Industry Ranking & Outlook – Negative
Within the Zacks Industry classification, the gold industry falls under the broader Basic Materials sector (one of 16 Zacks sectors). We rank all of the more than 260 industries in the 16 Zacks sectors based on the earnings outlook for the constituent companies in each industry. This ranking is available in the Zacks Industry Rank page.
The way to align the ranking and outlook from the complete list of Zacks Industry Rank for the 260+ companies is that the outlook for the top one-third of the list (Zacks Industry Rank of #87 and lower) is positive, while the outlook for the bottom one-third (Zacks Industry Rank #174 and higher) is negative. Currently, the gold mining industry is featured in the lowest tier with a Zacks Industry Rank of #201, indicating a bearish outlook.
Please note that the Zacks Rank for stocks, which are at the core of our Industry Outlook, has an impressive track record, verified by outside auditors, to foretell stock prices, particularly over the short term (1 to 3 months). The rank, along with Earnings ESP, helps to predict the probability of earnings surprises.
Performance in the Sector
In the Basic Material sector, earnings increased 2.2% in the third quarter of 2013. We are in the final phase of the fourth quarter earnings season. 75% of the companies in the sector have already reported their financial results. Earnings increased 43.9% while revenues edged up 2%. On the basis of the reported numbers, the Basic Material sector has a beat ratio (percentage of companies coming out with positive surprises) of 77.8%.
Q4 & Beyond
Taking into account all the companies yet to report fourth-quarter results, earnings of the Basic Material sector are expected to increase 20.5% in the quarter. For 2014, earnings at the sector are expected to grow at a rate of 2.5% in Q1, then 2.1% in Q2 and 1.6% in Q3. Overall, in 2014, the sector’s earnings are projected to grow 3%. In 2015, the growth will go up to 4.3%.
What Lies Ahead?
So far in 2014, gold prices have ranged from $1,221 per ounce to $1,267 per ounce, averaging $1,247 per ounce to date.

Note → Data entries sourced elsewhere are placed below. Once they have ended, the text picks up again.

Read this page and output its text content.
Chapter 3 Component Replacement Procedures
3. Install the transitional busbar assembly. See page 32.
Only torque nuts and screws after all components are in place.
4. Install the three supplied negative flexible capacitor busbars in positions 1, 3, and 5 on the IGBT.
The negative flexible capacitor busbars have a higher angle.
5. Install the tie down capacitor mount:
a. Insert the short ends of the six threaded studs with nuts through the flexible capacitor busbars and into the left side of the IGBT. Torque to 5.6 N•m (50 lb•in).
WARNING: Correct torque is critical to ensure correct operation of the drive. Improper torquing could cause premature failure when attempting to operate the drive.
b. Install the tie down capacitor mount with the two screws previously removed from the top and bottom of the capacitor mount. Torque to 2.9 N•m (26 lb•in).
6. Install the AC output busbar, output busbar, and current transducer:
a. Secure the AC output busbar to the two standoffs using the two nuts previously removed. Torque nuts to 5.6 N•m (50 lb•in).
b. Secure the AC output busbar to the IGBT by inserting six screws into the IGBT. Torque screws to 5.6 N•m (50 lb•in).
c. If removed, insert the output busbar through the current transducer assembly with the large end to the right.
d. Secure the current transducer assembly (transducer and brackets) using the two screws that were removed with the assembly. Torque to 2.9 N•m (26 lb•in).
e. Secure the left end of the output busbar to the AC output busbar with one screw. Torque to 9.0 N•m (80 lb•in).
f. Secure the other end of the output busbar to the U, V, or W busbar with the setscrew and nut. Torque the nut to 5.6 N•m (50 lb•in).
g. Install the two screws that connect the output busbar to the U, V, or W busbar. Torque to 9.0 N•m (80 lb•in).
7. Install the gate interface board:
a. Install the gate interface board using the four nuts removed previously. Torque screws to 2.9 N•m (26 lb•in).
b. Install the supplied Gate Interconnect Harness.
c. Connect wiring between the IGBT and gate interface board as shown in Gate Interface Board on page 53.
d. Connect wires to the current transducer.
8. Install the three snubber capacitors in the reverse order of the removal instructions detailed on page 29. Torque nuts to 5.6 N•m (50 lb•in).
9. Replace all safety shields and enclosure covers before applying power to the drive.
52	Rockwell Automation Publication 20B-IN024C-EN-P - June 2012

The Fed’s announcement on Jan 29 to reduce asset purchases by another $10 billion a month to $65 billion kept the prices in check.
However, over the last week, gold prices rose 1.9% following dull economic numbers from the U.S. including lower manufacturing PMI and the economy adding only 113K jobs in January, well below expectations. Chinese buyers returned after a week-long holiday, providing support to the prices.
Analysts continue to see rough days ahead for gold. They have cut down their estimates for 2014, and their price expectation ranges from as low as $1,057 per ounce to $1,292 per ounce.
The decline in prices has dealt a severe blow to investor confidence for gold which might take many a month to restore. Even though it has resulted in major losses in the paper gold market, it has otherwise triggered a gold rush for the actual physical metal in the form of bullion, jewelry, bars and coins. Thus, gold prices will get support from retail demand for gold, particularly in India and China.
With the tapering in the quantitative easing program set to reduce investible surplus in consumers’ hands, gold prices will remain under pressure in 2014. Easy liquidity was the driver for increase in gold prices over the past decade.
The positive sentiment in equity markets will lure investors from safe haven investments like gold for the time being. Thus, the future of gold hinges on market sentiment, the U.S economy’s progress, the Fed’s policy and the demand for gold in Asia.
Admittedly investors have fled the mining sector and two things need to happen before investors regain interest in gold mining stocks: (1) gold price needs to rise and (2) the industry needs to rebuild its credibility by delivering on promises of greater shareholder returns. The consumers who rushed in to buy gold following the fall in prices might have to wait patiently for their anticipated returns to materialize.